Любимец женщин - Жапризо Себастьян - Страница 17
- Предыдущая
- 17/20
- Следующая
И вот однажды вечером, когда солнце багровым диском скатилось к горизонту, Тони перемахнул через перила и завис над зеленью сада.
– Не надо, тут же высоко, все кости переломаешь, – умоляла я.
А он, пробормотав что-то – я так и не поняла что, – разжал пальцы – и вниз. Он слетел на край клумбы с ловкостью кошки – цел и невредим; потом, вскинув голову и глядя на меня, приложил палец к губам и, прижимаясь к стене, двинулся в город – предаваться радостям свободной жизни.

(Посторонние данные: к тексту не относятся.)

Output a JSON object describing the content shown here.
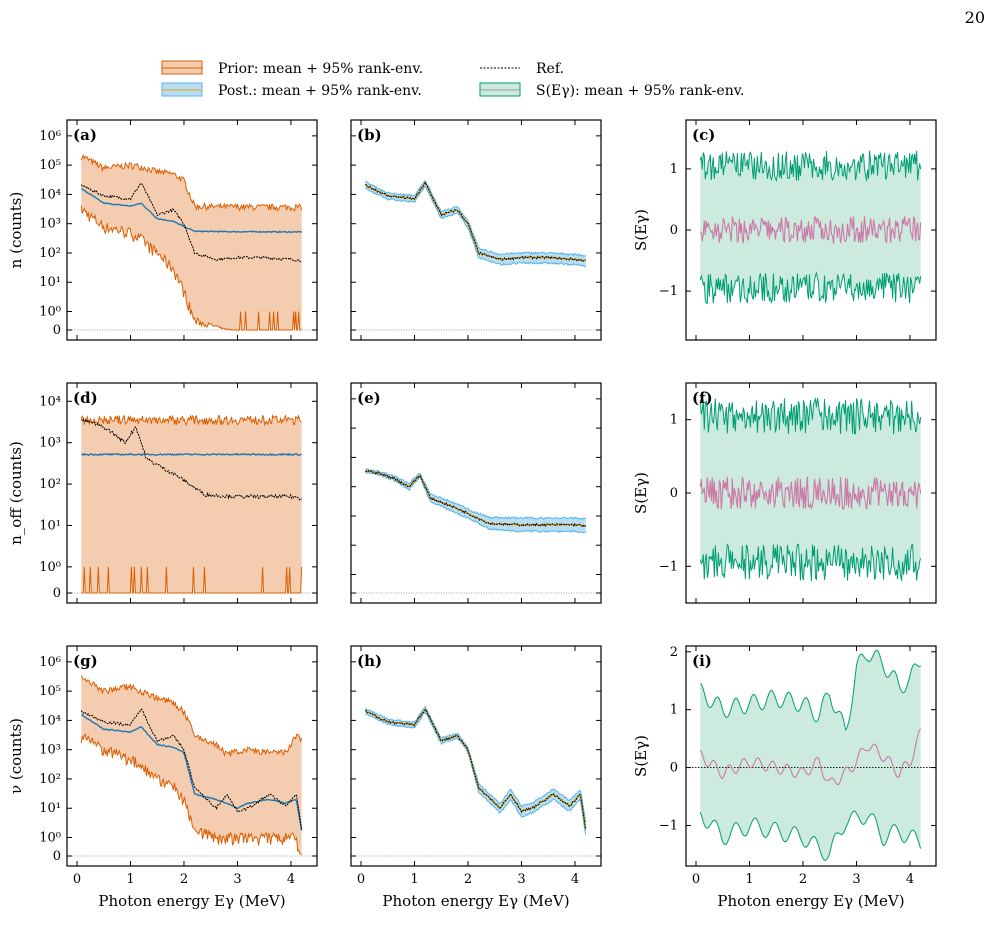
{
  "page_number": "20",
  "colors": {
    "prior_fill": "#f4cdb0",
    "prior_edge": "#d95f02",
    "post_fill": "#b9ddf3",
    "post_edge": "#56b4e9",
    "post_mean": "#e69f00",
    "prior_mean": "#1f77b4",
    "s_fill": "#cdeadf",
    "s_edge": "#009e73",
    "s_mean": "#cc79a7",
    "ref": "#000000"
  },
  "legend": [
    {
      "label": "Prior: mean + 95% rank-env.",
      "kind": "prior"
    },
    {
      "label": "Ref.",
      "kind": "ref"
    },
    {
      "label": "Post.: mean + 95% rank-env.",
      "kind": "post"
    },
    {
      "label": "S(Eγ): mean + 95% rank-env.",
      "kind": "s"
    }
  ],
  "chart_data": [
    {
      "panel": "(a)",
      "type": "line",
      "ylabel": "n (counts)",
      "yscale": "symlog",
      "yticks": [
        "0",
        "10^0",
        "10^1",
        "10^2",
        "10^3",
        "10^4",
        "10^5",
        "10^6"
      ],
      "xlim": [
        0,
        4.3
      ],
      "series_x": [
        0.1,
        0.5,
        1.0,
        1.2,
        1.5,
        1.8,
        2.0,
        2.2,
        2.6,
        3.0,
        3.5,
        4.0,
        4.2
      ],
      "ref": [
        20000,
        9000,
        7000,
        25000,
        2000,
        3000,
        1000,
        100,
        60,
        70,
        70,
        60,
        55
      ],
      "prior_mean": [
        15000,
        5000,
        4000,
        5000,
        1500,
        1200,
        800,
        550,
        540,
        530,
        530,
        520,
        520
      ],
      "prior_upper": [
        200000,
        80000,
        100000,
        90000,
        60000,
        50000,
        30000,
        4000,
        3800,
        3800,
        3700,
        3700,
        3700
      ],
      "prior_lower": [
        3000,
        800,
        500,
        300,
        100,
        30,
        5,
        0.5,
        0.2,
        0,
        0,
        0,
        0
      ]
    },
    {
      "panel": "(b)",
      "type": "line",
      "yscale": "symlog",
      "xlim": [
        0,
        4.3
      ],
      "series_x": [
        0.1,
        0.5,
        1.0,
        1.2,
        1.5,
        1.8,
        2.0,
        2.2,
        2.6,
        3.0,
        3.5,
        4.0,
        4.2
      ],
      "ref": [
        20000,
        9000,
        7000,
        25000,
        2000,
        3000,
        1000,
        100,
        60,
        70,
        70,
        60,
        55
      ],
      "post_upper": [
        26000,
        11000,
        9000,
        30000,
        2600,
        3800,
        1300,
        140,
        90,
        100,
        100,
        90,
        80
      ],
      "post_lower": [
        15000,
        7000,
        5500,
        19000,
        1500,
        2300,
        750,
        70,
        40,
        45,
        45,
        40,
        35
      ]
    },
    {
      "panel": "(c)",
      "type": "line",
      "ylabel": "S(Eγ)",
      "yticks": [
        "−1",
        "0",
        "1"
      ],
      "ylim": [
        -1.8,
        1.8
      ],
      "xlim": [
        0,
        4.3
      ],
      "mean": 0.0,
      "upper": 1.05,
      "lower": -0.95
    },
    {
      "panel": "(d)",
      "type": "line",
      "ylabel": "n_off (counts)",
      "yscale": "symlog",
      "yticks": [
        "0",
        "10^0",
        "10^1",
        "10^2",
        "10^3",
        "10^4"
      ],
      "xlim": [
        0,
        4.3
      ],
      "series_x": [
        0.1,
        0.3,
        0.6,
        0.9,
        1.1,
        1.3,
        1.6,
        1.9,
        2.1,
        2.4,
        3.0,
        3.5,
        4.0,
        4.2
      ],
      "ref": [
        3500,
        3000,
        2000,
        1000,
        2500,
        400,
        250,
        150,
        100,
        55,
        50,
        50,
        50,
        45
      ],
      "prior_mean": [
        520,
        520,
        520,
        520,
        520,
        520,
        520,
        520,
        520,
        520,
        520,
        520,
        520,
        520
      ],
      "prior_upper": [
        3600,
        3600,
        3600,
        3600,
        3600,
        3600,
        3600,
        3600,
        3600,
        3600,
        3600,
        3600,
        3600,
        3600
      ],
      "prior_lower": [
        0,
        0,
        0,
        0,
        0,
        0,
        0,
        0,
        0,
        0,
        0,
        0,
        0,
        0
      ]
    },
    {
      "panel": "(e)",
      "type": "line",
      "yscale": "symlog",
      "xlim": [
        0,
        4.3
      ],
      "series_x": [
        0.1,
        0.3,
        0.6,
        0.9,
        1.1,
        1.3,
        1.6,
        1.9,
        2.1,
        2.4,
        3.0,
        3.5,
        4.0,
        4.2
      ],
      "ref": [
        3500,
        3000,
        2000,
        1000,
        2500,
        400,
        250,
        150,
        100,
        55,
        50,
        50,
        50,
        45
      ],
      "post_upper": [
        4000,
        3400,
        2400,
        1300,
        2900,
        550,
        350,
        210,
        140,
        90,
        85,
        85,
        85,
        80
      ],
      "post_lower": [
        3000,
        2600,
        1700,
        800,
        2100,
        300,
        180,
        100,
        70,
        35,
        30,
        30,
        30,
        25
      ]
    },
    {
      "panel": "(f)",
      "type": "line",
      "ylabel": "S(Eγ)",
      "yticks": [
        "−1",
        "0",
        "1"
      ],
      "ylim": [
        -1.5,
        1.5
      ],
      "xlim": [
        0,
        4.3
      ],
      "mean": 0.0,
      "upper": 1.05,
      "lower": -0.95
    },
    {
      "panel": "(g)",
      "type": "line",
      "ylabel": "ν (counts)",
      "yscale": "symlog",
      "xlabel": "Photon energy Eγ (MeV)",
      "yticks": [
        "0",
        "10^0",
        "10^1",
        "10^2",
        "10^3",
        "10^4",
        "10^5",
        "10^6"
      ],
      "xticks": [
        "0",
        "1",
        "2",
        "3",
        "4"
      ],
      "xlim": [
        0,
        4.3
      ],
      "series_x": [
        0.1,
        0.5,
        1.0,
        1.2,
        1.5,
        1.8,
        2.0,
        2.2,
        2.6,
        2.8,
        3.0,
        3.2,
        3.6,
        3.9,
        4.1,
        4.25
      ],
      "ref": [
        20000,
        9000,
        7000,
        25000,
        2000,
        3000,
        1000,
        50,
        10,
        30,
        8,
        10,
        30,
        12,
        30,
        0.5
      ],
      "prior_mean": [
        15000,
        5000,
        4000,
        6000,
        1500,
        1200,
        800,
        30,
        20,
        15,
        10,
        15,
        20,
        15,
        20,
        0.5
      ],
      "prior_upper": [
        300000,
        100000,
        150000,
        100000,
        60000,
        40000,
        20000,
        3000,
        1500,
        700,
        900,
        1000,
        800,
        800,
        3000,
        2000
      ],
      "prior_lower": [
        3000,
        1000,
        500,
        300,
        100,
        60,
        20,
        2,
        1,
        1,
        1,
        1,
        1,
        1,
        1,
        0
      ]
    },
    {
      "panel": "(h)",
      "type": "line",
      "yscale": "symlog",
      "xlabel": "Photon energy Eγ (MeV)",
      "xticks": [
        "0",
        "1",
        "2",
        "3",
        "4"
      ],
      "xlim": [
        0,
        4.3
      ],
      "series_x": [
        0.1,
        0.5,
        1.0,
        1.2,
        1.5,
        1.8,
        2.0,
        2.2,
        2.6,
        2.8,
        3.0,
        3.2,
        3.6,
        3.9,
        4.1,
        4.25
      ],
      "ref": [
        20000,
        9000,
        7000,
        25000,
        2000,
        3000,
        1000,
        50,
        10,
        30,
        8,
        10,
        30,
        12,
        30,
        0.5
      ],
      "post_upper": [
        25000,
        11000,
        8500,
        30000,
        2500,
        3600,
        1200,
        70,
        14,
        45,
        12,
        15,
        45,
        18,
        45,
        1
      ],
      "post_lower": [
        16000,
        7500,
        5500,
        20000,
        1600,
        2500,
        800,
        35,
        7,
        20,
        5,
        7,
        20,
        8,
        20,
        0.3
      ]
    },
    {
      "panel": "(i)",
      "type": "line",
      "ylabel": "S(Eγ)",
      "xlabel": "Photon energy Eγ (MeV)",
      "yticks": [
        "−1",
        "0",
        "1",
        "2"
      ],
      "xticks": [
        "0",
        "1",
        "2",
        "3",
        "4"
      ],
      "ylim": [
        -1.7,
        2.1
      ],
      "xlim": [
        0,
        4.3
      ],
      "series_x": [
        0.1,
        0.5,
        1.0,
        1.5,
        2.0,
        2.3,
        2.5,
        2.8,
        3.0,
        3.2,
        3.5,
        3.8,
        4.0,
        4.2
      ],
      "mean": [
        0.2,
        -0.1,
        0.1,
        0,
        -0.1,
        0.1,
        -0.3,
        -0.1,
        0.1,
        0.4,
        0.2,
        -0.1,
        0.1,
        0.6
      ],
      "upper": [
        1.3,
        1,
        1.1,
        1.2,
        1.1,
        0.9,
        1.3,
        0.6,
        1.7,
        2,
        1.8,
        1.4,
        1.5,
        1.9
      ],
      "lower": [
        -0.8,
        -1.2,
        -1,
        -1.1,
        -1.2,
        -1.4,
        -1.5,
        -0.9,
        -0.9,
        -0.8,
        -1.2,
        -1.1,
        -1.2,
        -1.3
      ]
    }
  ]
}
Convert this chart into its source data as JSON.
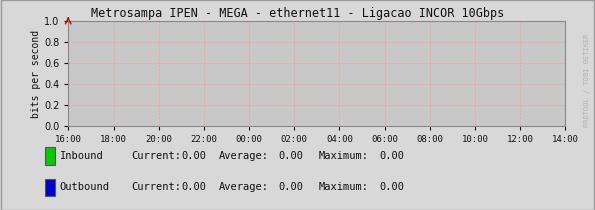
{
  "title": "Metrosampa IPEN - MEGA - ethernet11 - Ligacao INCOR 10Gbps",
  "ylabel": "bits per second",
  "x_tick_labels": [
    "16:00",
    "18:00",
    "20:00",
    "22:00",
    "00:00",
    "02:00",
    "04:00",
    "06:00",
    "08:00",
    "10:00",
    "12:00",
    "14:00"
  ],
  "ylim": [
    0,
    1.0
  ],
  "yticks": [
    0.0,
    0.2,
    0.4,
    0.6,
    0.8,
    1.0
  ],
  "bg_color": "#c8c8c8",
  "plot_bg_color": "#c8c8c8",
  "outer_bg_color": "#d8d8d8",
  "grid_color": "#ff9999",
  "border_color": "#888888",
  "arrow_color": "#cc0000",
  "title_color": "#111111",
  "font_color": "#111111",
  "inbound_color": "#00cc00",
  "outbound_color": "#0000cc",
  "legend_inbound": "Inbound",
  "legend_outbound": "Outbound",
  "legend_current_label": "Current:",
  "legend_average_label": "Average:",
  "legend_maximum_label": "Maximum:",
  "legend_current_val": "0.00",
  "legend_average_val": "0.00",
  "legend_maximum_val": "0.00",
  "watermark": "RRDTOOL / TOBI OETIKER",
  "figsize": [
    5.95,
    2.1
  ],
  "dpi": 100
}
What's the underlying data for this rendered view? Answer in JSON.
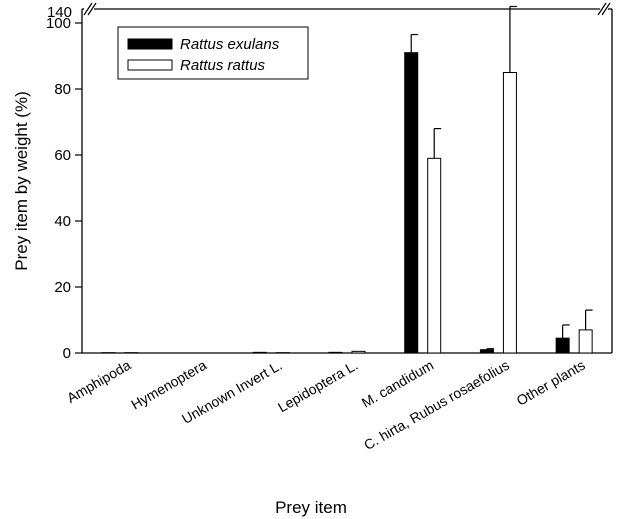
{
  "chart_data": {
    "type": "bar",
    "xlabel": "Prey item",
    "ylabel": "Prey item by weight (%)",
    "ylim": [
      0,
      100
    ],
    "y_ticks": [
      0,
      20,
      40,
      60,
      80,
      100
    ],
    "y_break_label": "140",
    "legend_position": "top-left",
    "categories": [
      "Amphipoda",
      "Hymenoptera",
      "Unknown Invert L.",
      "Lepidoptera L.",
      "M. candidum",
      "C. hirta, Rubus rosaefolius",
      "Other plants"
    ],
    "series": [
      {
        "name": "Rattus exulans",
        "color": "#000000",
        "values": [
          0.1,
          0.0,
          0.2,
          0.2,
          91,
          1.0,
          4.5
        ],
        "errors": [
          0.1,
          0.0,
          0.1,
          0.2,
          5.5,
          0.3,
          4.0
        ]
      },
      {
        "name": "Rattus rattus",
        "color": "#ffffff",
        "values": [
          0.1,
          0.0,
          0.1,
          0.5,
          59,
          85,
          7
        ],
        "errors": [
          0.1,
          0.0,
          0.1,
          0.2,
          9,
          20,
          6
        ]
      }
    ]
  }
}
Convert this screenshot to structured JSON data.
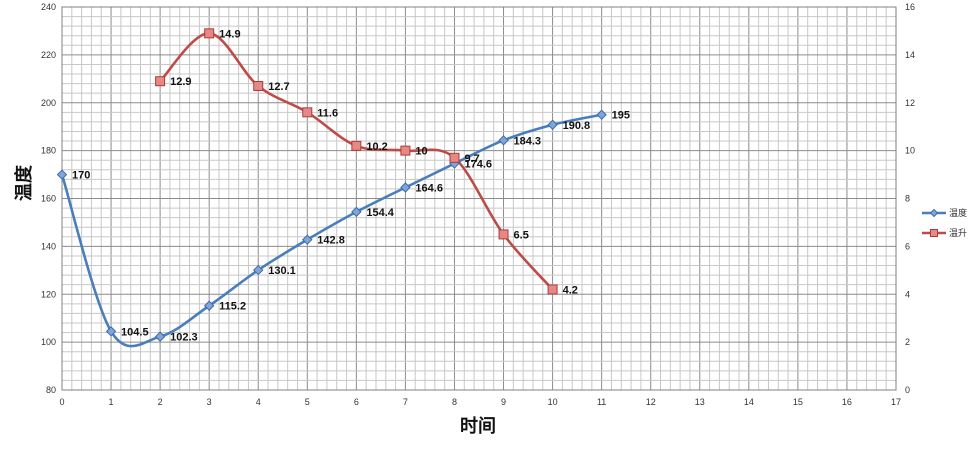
{
  "chart_data": {
    "type": "line",
    "xlabel": "时间",
    "ylabel": "温度",
    "xlim": [
      0,
      17
    ],
    "ylim": [
      80,
      240
    ],
    "y2lim": [
      0,
      16
    ],
    "x_ticks": [
      "0",
      "1",
      "2",
      "3",
      "4",
      "5",
      "6",
      "7",
      "8",
      "9",
      "10",
      "11",
      "12",
      "13",
      "14",
      "15",
      "16",
      "17"
    ],
    "y_ticks": [
      "80",
      "100",
      "120",
      "140",
      "160",
      "180",
      "200",
      "220",
      "240"
    ],
    "y2_ticks": [
      "0",
      "2",
      "4",
      "6",
      "8",
      "10",
      "12",
      "14",
      "16"
    ],
    "grid": true,
    "legend_position": "right",
    "series": [
      {
        "name": "温度",
        "axis": "left",
        "color": "#4a7ebb",
        "marker": "diamond",
        "x": [
          0,
          1,
          2,
          3,
          4,
          5,
          6,
          7,
          8,
          9,
          10,
          11
        ],
        "values": [
          170,
          104.5,
          102.3,
          115.2,
          130.1,
          142.8,
          154.4,
          164.6,
          174.6,
          184.3,
          190.8,
          195
        ],
        "labels": [
          "170",
          "104.5",
          "102.3",
          "115.2",
          "130.1",
          "142.8",
          "154.4",
          "164.6",
          "174.6",
          "184.3",
          "190.8",
          "195"
        ]
      },
      {
        "name": "温升",
        "axis": "right",
        "color": "#be4b48",
        "marker": "square",
        "x": [
          2,
          3,
          4,
          5,
          6,
          7,
          8,
          9,
          10
        ],
        "values": [
          12.9,
          14.9,
          12.7,
          11.6,
          10.2,
          10,
          9.7,
          6.5,
          4.2
        ],
        "labels": [
          "12.9",
          "14.9",
          "12.7",
          "11.6",
          "10.2",
          "10",
          "9.7",
          "6.5",
          "4.2"
        ]
      }
    ]
  }
}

Мигом накинув плащ и сунув ноги в туфли, я – прямо без трусов, тут уже не до них – ринулась с лестницы, перепрыгивая через ступеньки. По Сен-Жюльену я бежала наугад, повернула в гавань, заглянула в «Нептун» и другие ресторанчики – может, он там. Увы. Обегав полгорода, я продолжала метаться по улицам с исступлением больной, моля о помощи Пресвятую Деву.
Я нашла его поздно вечером, когда курортники в пансионатах принимаются за последнюю трапезу, он сидел у края фонтана один-одинешенек, то есть один на один со своими мыслями. Я подошла к нему не сразу Застыв на месте, я наблюдала за ним – наблюдала из одного удовольствия Мне показалось, он опустил в воду пустой спичечный коробок Кончилось тем, что он сам, почувствовав мое присутствие на другой стороне этой площади, подошел первым, поддавая ногой камешек. Я бросилась к нему на грудь, щебеча что-то о своем страхе, как бы он не ушел навсегда. Он заулыбался, вынул руки из карманов и сжал меня в объятиях, целуя в волосы. Оказалось, прыгнув с балкона, он попросил меня – я тогда не расслышала его слов: "Найди веревку, чтобы мне потом залезть".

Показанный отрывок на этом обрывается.